Motech Industries Inc (茂迪), the nation’s largest solar cell maker, said yesterday it had signed an agreement with GE Energy to buy a solar module assembly operation in Delaware for US$4.54 million.
The deal is part of Motech’s efforts to divert dramatic price erosion. Global makers of solar cells are recovering from a tough year hit by oversupply and the economic recession, which has caused demand to fall and prices to plummet since last year. At the same time, government subsidies for solar installation dropped during the economic slump.

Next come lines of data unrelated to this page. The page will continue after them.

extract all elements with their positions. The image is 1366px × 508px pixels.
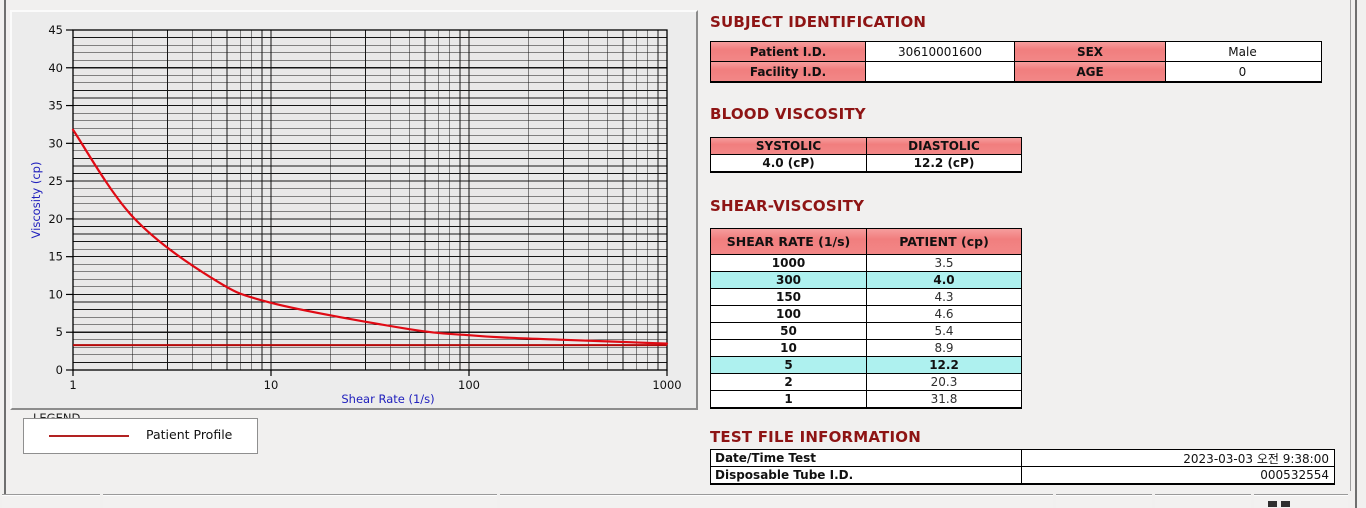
table-row: 300 4.0 xyxy=(711,272,1021,289)
age-value: 0 xyxy=(1238,64,1247,79)
section-title-subject-identification: SUBJECT IDENTIFICATION xyxy=(710,13,927,31)
viscosity-chart-panel: 0 5 10 15 20 25 30 35 40 45 1 10 100 1000 Viscosity (c… xyxy=(10,10,698,410)
section-title-test-file-information: TEST FILE INFORMATION xyxy=(710,428,921,446)
table-row: 1 31.8 xyxy=(711,391,1021,407)
systolic-header: SYSTOLIC xyxy=(711,138,867,154)
patient-viscosity-cell: 4.3 xyxy=(934,290,954,304)
facility-id-label: Facility I.D. xyxy=(711,62,866,81)
table-row: Patient I.D. 30610001600 SEX Male xyxy=(711,42,1321,62)
table-row: 50 5.4 xyxy=(711,323,1021,340)
bottom-panel-segment xyxy=(1155,494,1251,508)
bottom-panel-segment xyxy=(1254,494,1348,508)
bottom-panel-segment xyxy=(500,494,1053,508)
shear-rate-cell: 100 xyxy=(711,306,867,322)
subject-identification-table: Patient I.D. 30610001600 SEX Male Facili… xyxy=(710,41,1322,83)
svg-text:5: 5 xyxy=(56,325,63,339)
section-title-blood-viscosity: BLOOD VISCOSITY xyxy=(710,105,866,123)
legend-item-label: Patient Profile xyxy=(146,427,233,442)
sex-value: Male xyxy=(1228,44,1257,59)
table-row: 100 4.6 xyxy=(711,306,1021,323)
date-time-label: Date/Time Test xyxy=(711,450,1022,466)
svg-text:25: 25 xyxy=(48,174,63,188)
svg-text:10: 10 xyxy=(264,378,279,392)
table-row: 1000 3.5 xyxy=(711,255,1021,272)
date-time-value: 2023-03-03 오전 9:38:00 xyxy=(1183,451,1329,466)
svg-text:35: 35 xyxy=(48,99,63,113)
svg-text:100: 100 xyxy=(458,378,480,392)
svg-text:30: 30 xyxy=(48,136,63,150)
test-file-information-table: Date/Time Test 2023-03-03 오전 9:38:00 Dis… xyxy=(710,449,1335,485)
window-border-right-inner xyxy=(1350,0,1351,491)
shear-rate-cell: 1 xyxy=(711,391,867,407)
table-row: Date/Time Test 2023-03-03 오전 9:38:00 xyxy=(711,450,1334,467)
patient-viscosity-cell: 12.2 xyxy=(867,357,1021,373)
shear-rate-cell: 1000 xyxy=(711,255,867,271)
blood-viscosity-table: SYSTOLIC DIASTOLIC 4.0 (cP) 12.2 (cP) xyxy=(710,137,1022,173)
svg-text:15: 15 xyxy=(48,250,63,264)
svg-text:10: 10 xyxy=(48,287,63,301)
table-row: 10 8.9 xyxy=(711,340,1021,357)
age-label: AGE xyxy=(1015,62,1166,81)
window-border-right xyxy=(1355,0,1357,508)
systolic-value: 4.0 (cP) xyxy=(711,155,867,171)
disposable-tube-id-label: Disposable Tube I.D. xyxy=(711,467,1022,483)
window-border-left xyxy=(4,0,6,494)
patient-viscosity-cell: 8.9 xyxy=(934,341,954,355)
section-title-shear-viscosity: SHEAR-VISCOSITY xyxy=(710,197,865,215)
disposable-tube-id-value: 000532554 xyxy=(1260,468,1329,482)
shear-rate-cell: 50 xyxy=(711,323,867,339)
patient-id-value: 30610001600 xyxy=(866,42,1015,61)
svg-text:Viscosity (cp): Viscosity (cp) xyxy=(29,162,43,239)
svg-text:1: 1 xyxy=(69,378,76,392)
patient-viscosity-cell: 3.5 xyxy=(934,256,954,270)
legend-line-sample xyxy=(49,435,129,437)
svg-text:Shear Rate (1/s): Shear Rate (1/s) xyxy=(341,392,434,406)
patient-viscosity-cell: 5.4 xyxy=(934,324,954,338)
patient-cp-header: PATIENT (cp) xyxy=(867,229,1021,254)
table-header-row: SHEAR RATE (1/s) PATIENT (cp) xyxy=(711,229,1021,255)
viscosity-chart: 0 5 10 15 20 25 30 35 40 45 1 10 100 1000 Viscosity (c… xyxy=(29,23,682,406)
table-header-row: SYSTOLIC DIASTOLIC xyxy=(711,138,1021,155)
clipped-text-fragment xyxy=(1281,501,1290,507)
bottom-panel-segment xyxy=(103,494,497,508)
patient-viscosity-cell: 31.8 xyxy=(930,392,958,406)
table-row: 150 4.3 xyxy=(711,289,1021,306)
svg-text:0: 0 xyxy=(56,363,63,377)
table-row: Disposable Tube I.D. 000532554 xyxy=(711,467,1334,483)
shear-rate-header: SHEAR RATE (1/s) xyxy=(711,229,867,254)
table-row: 5 12.2 xyxy=(711,357,1021,374)
patient-viscosity-cell: 4.6 xyxy=(934,307,954,321)
clipped-text-fragment xyxy=(1268,501,1277,507)
shear-rate-cell: 300 xyxy=(711,272,867,288)
shear-rate-cell: 10 xyxy=(711,340,867,356)
table-row: 2 20.3 xyxy=(711,374,1021,391)
shear-rate-cell: 5 xyxy=(711,357,867,373)
bottom-panel-segment xyxy=(2,494,100,508)
shear-rate-cell: 2 xyxy=(711,374,867,390)
table-row: 4.0 (cP) 12.2 (cP) xyxy=(711,155,1021,171)
bottom-panel-segment xyxy=(1056,494,1152,508)
legend: Patient Profile xyxy=(23,418,258,454)
svg-text:40: 40 xyxy=(48,61,63,75)
table-row: Facility I.D. AGE 0 xyxy=(711,62,1321,81)
patient-viscosity-cell: 20.3 xyxy=(930,375,958,389)
diastolic-header: DIASTOLIC xyxy=(867,138,1021,154)
patient-id-label: Patient I.D. xyxy=(711,42,866,61)
svg-text:1000: 1000 xyxy=(652,378,681,392)
facility-id-value xyxy=(866,62,1015,81)
shear-rate-cell: 150 xyxy=(711,289,867,305)
sex-label: SEX xyxy=(1015,42,1166,61)
patient-viscosity-cell: 4.0 xyxy=(867,272,1021,288)
svg-text:45: 45 xyxy=(48,23,63,37)
diastolic-value: 12.2 (cP) xyxy=(913,156,975,170)
shear-viscosity-table: SHEAR RATE (1/s) PATIENT (cp) 1000 3.5 3… xyxy=(710,228,1022,409)
svg-text:20: 20 xyxy=(48,212,63,226)
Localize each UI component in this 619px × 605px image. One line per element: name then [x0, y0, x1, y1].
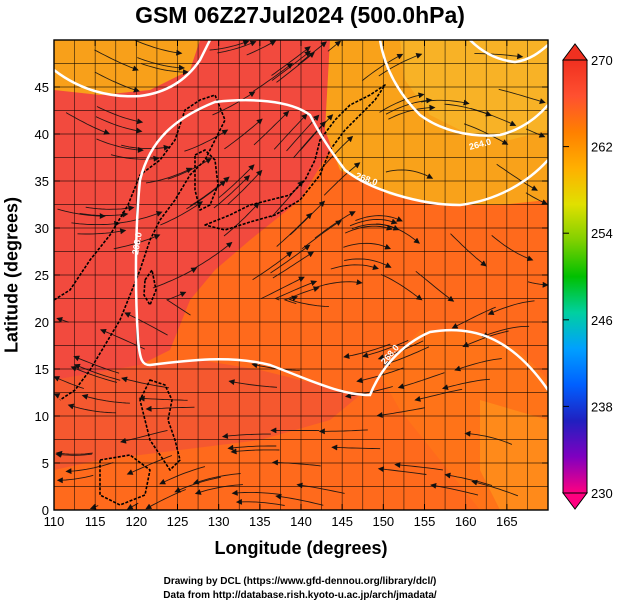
y-tick-label: 5	[42, 456, 49, 471]
y-tick-label: 0	[42, 503, 49, 518]
x-axis-label: Longitude (degrees)	[54, 538, 548, 559]
colorbar: 270 262 254 246 238 230	[563, 44, 613, 509]
x-tick-label: 140	[290, 514, 312, 529]
y-tick-label: 10	[35, 409, 49, 424]
colorbar-label: 238	[591, 399, 613, 414]
x-tick-label: 125	[167, 514, 189, 529]
x-tick-label: 150	[372, 514, 394, 529]
x-tick-label: 155	[414, 514, 436, 529]
colorbar-bottom-arrow	[563, 493, 587, 509]
credit-data: Data from http://database.rish.kyoto-u.a…	[0, 590, 600, 601]
y-axis-label: Latitude (degrees)	[2, 197, 23, 353]
map-chart: 264.0 268.0 268.0 268.0 110 115 120 125 130 1…	[0, 0, 619, 605]
x-tick-label: 130	[208, 514, 230, 529]
x-tick-label: 135	[249, 514, 271, 529]
y-tick-label: 15	[35, 362, 49, 377]
y-tick-label: 45	[35, 80, 49, 95]
temperature-field: 264.0 268.0 268.0 268.0	[54, 40, 548, 510]
colorbar-label: 246	[591, 313, 613, 328]
y-tick-label: 20	[35, 315, 49, 330]
colorbar-top-arrow	[563, 44, 587, 60]
x-tick-label: 145	[331, 514, 353, 529]
x-tick-label: 115	[85, 514, 106, 529]
x-tick-label: 160	[455, 514, 477, 529]
colorbar-body	[563, 60, 587, 493]
x-tick-label: 120	[125, 514, 147, 529]
y-tick-label: 25	[35, 268, 49, 283]
colorbar-label: 230	[591, 486, 613, 501]
colorbar-label: 262	[591, 140, 613, 155]
y-tick-label: 30	[35, 221, 49, 236]
colorbar-label: 270	[591, 53, 613, 68]
colorbar-label: 254	[591, 226, 613, 241]
y-tick-label: 40	[35, 127, 49, 142]
credit-drawing: Drawing by DCL (https://www.gfd-dennou.o…	[0, 576, 600, 587]
y-tick-label: 35	[35, 174, 49, 189]
x-tick-label: 165	[496, 514, 518, 529]
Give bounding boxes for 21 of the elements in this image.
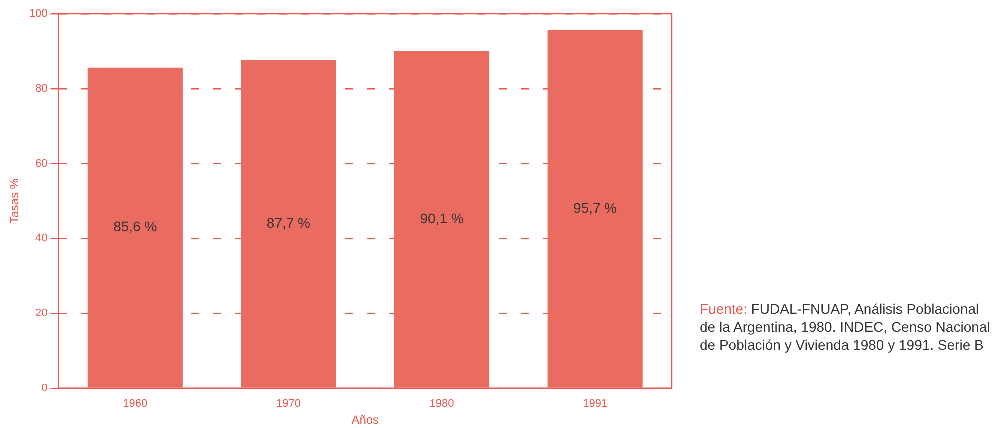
bar bbox=[394, 51, 490, 388]
y-tick-label: 60 bbox=[36, 158, 48, 170]
x-tick-label: 1960 bbox=[123, 398, 148, 410]
x-tick-label: 1991 bbox=[583, 398, 608, 410]
bar bbox=[548, 30, 643, 388]
y-tick-label: 20 bbox=[36, 308, 48, 320]
y-axis-title: Tasas % bbox=[8, 178, 22, 224]
x-tick-label: 1980 bbox=[430, 398, 454, 410]
x-axis-title: Años bbox=[352, 413, 380, 428]
data-label: 87,7 % bbox=[266, 214, 311, 231]
data-label: 90,1 % bbox=[420, 210, 464, 226]
y-tick-label: 0 bbox=[42, 382, 48, 394]
source-note: Fuente: FUDAL-FNUAP, Análisis Poblacional de la Argentina, 1980. INDEC, Censo Nacional de Población y Vivienda 1980 y 1991. Serie B bbox=[700, 300, 992, 354]
bar bbox=[241, 60, 336, 388]
y-tick-label: 80 bbox=[36, 82, 48, 95]
y-tick-label: 100 bbox=[29, 8, 48, 20]
x-tick-label: 1970 bbox=[276, 398, 301, 410]
bar bbox=[88, 68, 183, 388]
data-label: 95,7 % bbox=[574, 200, 618, 216]
y-tick-label: 40 bbox=[36, 232, 48, 245]
data-label: 85,6 % bbox=[114, 218, 158, 235]
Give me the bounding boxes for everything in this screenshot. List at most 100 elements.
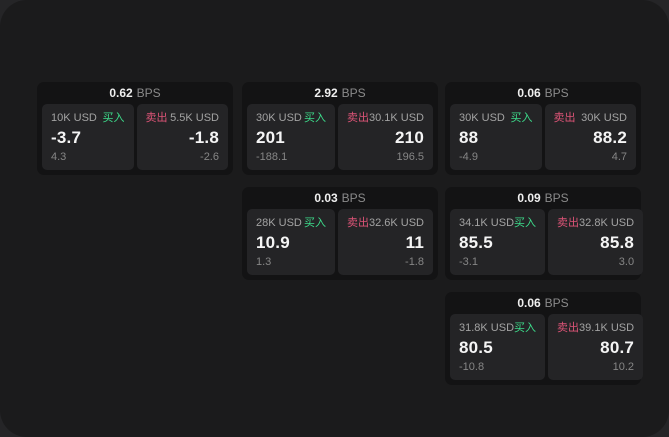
sell-panel[interactable]: 卖出 30K USD 88.2 4.7 <box>544 104 636 170</box>
bps-unit-label: BPS <box>136 86 161 100</box>
buy-side-label: 买入 <box>303 112 326 124</box>
buy-amount: 30K USD <box>459 112 505 124</box>
quote-panels: 30K USD 买入 88 -4.9 卖出 30K USD 88.2 4.7 <box>445 104 641 170</box>
buy-panel[interactable]: 30K USD 买入 201 -188.1 <box>247 104 335 170</box>
card-header: 0.03 BPS <box>242 187 438 209</box>
buy-side-label: 买入 <box>514 217 537 229</box>
quote-card: 0.03 BPS 28K USD 买入 10.9 1.3 卖出 32.6K US… <box>242 187 438 280</box>
sell-panel-header: 卖出 30K USD <box>554 112 628 124</box>
sell-side-label: 卖出 <box>145 112 168 124</box>
buy-amount: 34.1K USD <box>459 217 515 229</box>
quote-panels: 34.1K USD 买入 85.5 -3.1 卖出 32.8K USD 85.8… <box>445 209 644 275</box>
buy-delta: -10.8 <box>459 361 485 373</box>
bps-value: 0.06 <box>517 86 541 100</box>
buy-delta: -188.1 <box>256 151 288 163</box>
buy-delta: -3.1 <box>459 256 478 268</box>
buy-delta: 1.3 <box>256 256 272 268</box>
buy-panel-header: 34.1K USD 买入 <box>459 217 536 229</box>
card-header: 0.09 BPS <box>445 187 641 209</box>
sell-amount: 5.5K USD <box>170 112 219 124</box>
sell-side-label: 卖出 <box>557 322 580 334</box>
bps-unit-label: BPS <box>544 191 569 205</box>
sell-delta: -1.8 <box>405 256 424 268</box>
sell-side-label: 卖出 <box>557 217 580 229</box>
buy-panel[interactable]: 34.1K USD 买入 85.5 -3.1 <box>450 209 546 275</box>
bps-value: 0.03 <box>314 191 338 205</box>
sell-panel-header: 卖出 5.5K USD <box>146 112 220 124</box>
buy-amount: 10K USD <box>51 112 97 124</box>
buy-panel[interactable]: 31.8K USD 买入 80.5 -10.8 <box>450 314 546 380</box>
sell-price: 80.7 <box>600 338 635 357</box>
sell-panel[interactable]: 卖出 30.1K USD 210 196.5 <box>337 104 433 170</box>
sell-amount: 32.6K USD <box>368 217 424 229</box>
sell-panel-header: 卖出 30.1K USD <box>347 112 424 124</box>
sell-amount: 30.1K USD <box>368 112 424 124</box>
buy-panel[interactable]: 28K USD 买入 10.9 1.3 <box>247 209 335 275</box>
sell-panel-header: 卖出 39.1K USD <box>557 322 634 334</box>
sell-panel[interactable]: 卖出 5.5K USD -1.8 -2.6 <box>136 104 228 170</box>
sell-panel-header: 卖出 32.8K USD <box>557 217 634 229</box>
sell-price: 11 <box>405 233 424 252</box>
sell-delta: 10.2 <box>612 361 635 373</box>
sell-amount: 39.1K USD <box>579 322 635 334</box>
buy-price: 10.9 <box>256 233 290 252</box>
card-header: 2.92 BPS <box>242 82 438 104</box>
buy-amount: 30K USD <box>256 112 302 124</box>
bps-value: 0.62 <box>109 86 133 100</box>
quote-panels: 30K USD 买入 201 -188.1 卖出 30.1K USD 210 1… <box>242 104 438 170</box>
sell-price: 210 <box>395 128 424 147</box>
buy-price: 88 <box>459 128 479 147</box>
sell-panel[interactable]: 卖出 32.6K USD 11 -1.8 <box>337 209 433 275</box>
buy-price: 80.5 <box>459 338 493 357</box>
sell-panel[interactable]: 卖出 32.8K USD 85.8 3.0 <box>548 209 644 275</box>
buy-side-label: 买入 <box>303 217 326 229</box>
buy-panel[interactable]: 10K USD 买入 -3.7 4.3 <box>42 104 134 170</box>
sell-side-label: 卖出 <box>346 217 369 229</box>
sell-panel[interactable]: 卖出 39.1K USD 80.7 10.2 <box>548 314 644 380</box>
bps-value: 2.92 <box>314 86 338 100</box>
buy-side-label: 买入 <box>514 322 537 334</box>
buy-side-label: 买入 <box>510 112 533 124</box>
bps-unit-label: BPS <box>341 86 366 100</box>
sell-delta: 196.5 <box>396 151 424 163</box>
sell-price: -1.8 <box>188 128 219 147</box>
quote-card: 0.62 BPS 10K USD 买入 -3.7 4.3 卖出 5.5K USD… <box>37 82 233 175</box>
buy-panel[interactable]: 30K USD 买入 88 -4.9 <box>450 104 542 170</box>
buy-panel-header: 30K USD 买入 <box>256 112 326 124</box>
bps-unit-label: BPS <box>544 86 569 100</box>
quote-card: 2.92 BPS 30K USD 买入 201 -188.1 卖出 30.1K … <box>242 82 438 175</box>
buy-side-label: 买入 <box>102 112 125 124</box>
buy-delta: -4.9 <box>459 151 478 163</box>
sell-side-label: 卖出 <box>346 112 369 124</box>
quote-panels: 31.8K USD 买入 80.5 -10.8 卖出 39.1K USD 80.… <box>445 314 644 380</box>
bps-unit-label: BPS <box>544 296 569 310</box>
buy-amount: 28K USD <box>256 217 302 229</box>
sell-delta: 3.0 <box>618 256 635 268</box>
sell-amount: 32.8K USD <box>579 217 635 229</box>
buy-panel-header: 28K USD 买入 <box>256 217 326 229</box>
quote-card: 0.06 BPS 31.8K USD 买入 80.5 -10.8 卖出 39.1… <box>445 292 644 385</box>
buy-panel-header: 10K USD 买入 <box>51 112 125 124</box>
sell-panel-header: 卖出 32.6K USD <box>347 217 424 229</box>
bps-unit-label: BPS <box>341 191 366 205</box>
bps-value: 0.09 <box>517 191 541 205</box>
sell-amount: 30K USD <box>581 112 627 124</box>
buy-price: 201 <box>256 128 285 147</box>
quote-panels: 28K USD 买入 10.9 1.3 卖出 32.6K USD 11 -1.8 <box>242 209 438 275</box>
buy-delta: 4.3 <box>51 151 67 163</box>
card-header: 0.06 BPS <box>445 292 641 314</box>
buy-panel-header: 31.8K USD 买入 <box>459 322 536 334</box>
sell-price: 85.8 <box>600 233 635 252</box>
card-header: 0.06 BPS <box>445 82 641 104</box>
sell-price: 88.2 <box>593 128 627 147</box>
sell-delta: -2.6 <box>200 151 219 163</box>
card-header: 0.62 BPS <box>37 82 233 104</box>
quote-card: 0.06 BPS 30K USD 买入 88 -4.9 卖出 30K USD 8… <box>445 82 641 175</box>
buy-panel-header: 30K USD 买入 <box>459 112 533 124</box>
buy-price: -3.7 <box>51 128 82 147</box>
quote-panels: 10K USD 买入 -3.7 4.3 卖出 5.5K USD -1.8 -2.… <box>37 104 233 170</box>
buy-amount: 31.8K USD <box>459 322 515 334</box>
sell-delta: 4.7 <box>611 151 627 163</box>
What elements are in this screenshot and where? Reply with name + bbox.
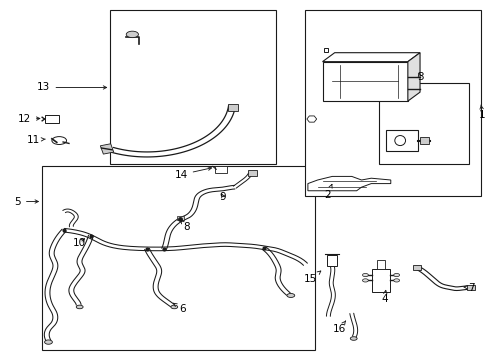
Bar [248,170,257,176]
Ellipse shape [362,279,367,282]
Bar [227,104,237,111]
Text: 8: 8 [180,220,189,232]
Bar [42,166,315,350]
Bar [44,115,59,123]
Text: 9: 9 [219,192,226,202]
Bar [177,216,183,220]
Bar [100,144,114,154]
Text: 7: 7 [463,283,473,293]
Text: 11: 11 [26,135,45,145]
Text: 10: 10 [73,238,86,248]
Ellipse shape [286,293,294,297]
Text: 12: 12 [18,114,40,124]
Ellipse shape [394,135,405,145]
Bar [378,83,468,164]
Bar [419,137,428,144]
Text: 14: 14 [174,167,211,180]
Ellipse shape [44,340,52,344]
Ellipse shape [76,305,83,309]
Text: 13: 13 [37,82,106,93]
Bar [110,10,276,164]
Ellipse shape [393,279,399,282]
Ellipse shape [52,136,66,144]
Text: 5: 5 [14,197,38,207]
Bar [412,265,420,270]
Bar [305,10,480,196]
Text: 4: 4 [380,291,387,304]
Text: 2: 2 [324,184,331,200]
Bar [322,62,407,101]
Text: 1: 1 [478,105,485,121]
Bar [371,269,389,292]
Polygon shape [307,176,390,191]
Bar [327,255,336,266]
Polygon shape [407,53,419,101]
Bar [385,130,417,151]
Ellipse shape [393,273,399,276]
Bar [467,285,474,290]
Text: 16: 16 [332,321,346,334]
Text: 3: 3 [416,72,423,82]
Ellipse shape [362,273,367,276]
Polygon shape [306,116,316,122]
Bar [215,166,227,173]
Text: 6: 6 [173,303,185,314]
Ellipse shape [349,337,356,340]
Bar [376,260,384,269]
Text: 15: 15 [304,271,320,284]
Ellipse shape [126,31,138,38]
Polygon shape [322,53,419,62]
Ellipse shape [170,305,177,309]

The deal will help the company “enter the US’ end market for solar [panels] on the one hand and on the other hand will help lessen pricing pressure in the competitive solar cell [market],” Motech chief financial executive Norman Shen (沈楨林) said in a statement to the Taiwan Stock Exchange yesterday.
Shares of Motech rallied 5.76 percent yesterday, beating the benchmark TAIEX index’s loss of 0.05 percent.
The deal will also “enhance the company’s deployment in the vertical integration of the solar industry supply chain,” Shen said.
Under the agreement, Motech will be granted the rights to use GE Energy’s module trademark for two years, the company said. In addition, Motech will assume responsibility for providing warranty services to GE Energy’s existing module clients.
Motech is pursuing a vertical integration strategy to enhance its competitiveness. The company has in-house ingot and wafer capabilities and has a major stake in AE Corp, which makes polysilicon, a key raw material for solar wafers.
The GE Energy plant, located in Newark, Delaware, employs 75 people, Motech said in a statement on its Web site.
The transaction is set to close early next month.
Motech has seen four consecutive quarterly losses since the fourth quarter of last year, although its third-quarter losses narrowed 14.1 percent to NT$201 million from the previous quarter.
As of Sept. 30, the firm’s cash and equivalent fell 9 percent to around NT$3.72 billion from NT$4.1 billion a year earlier.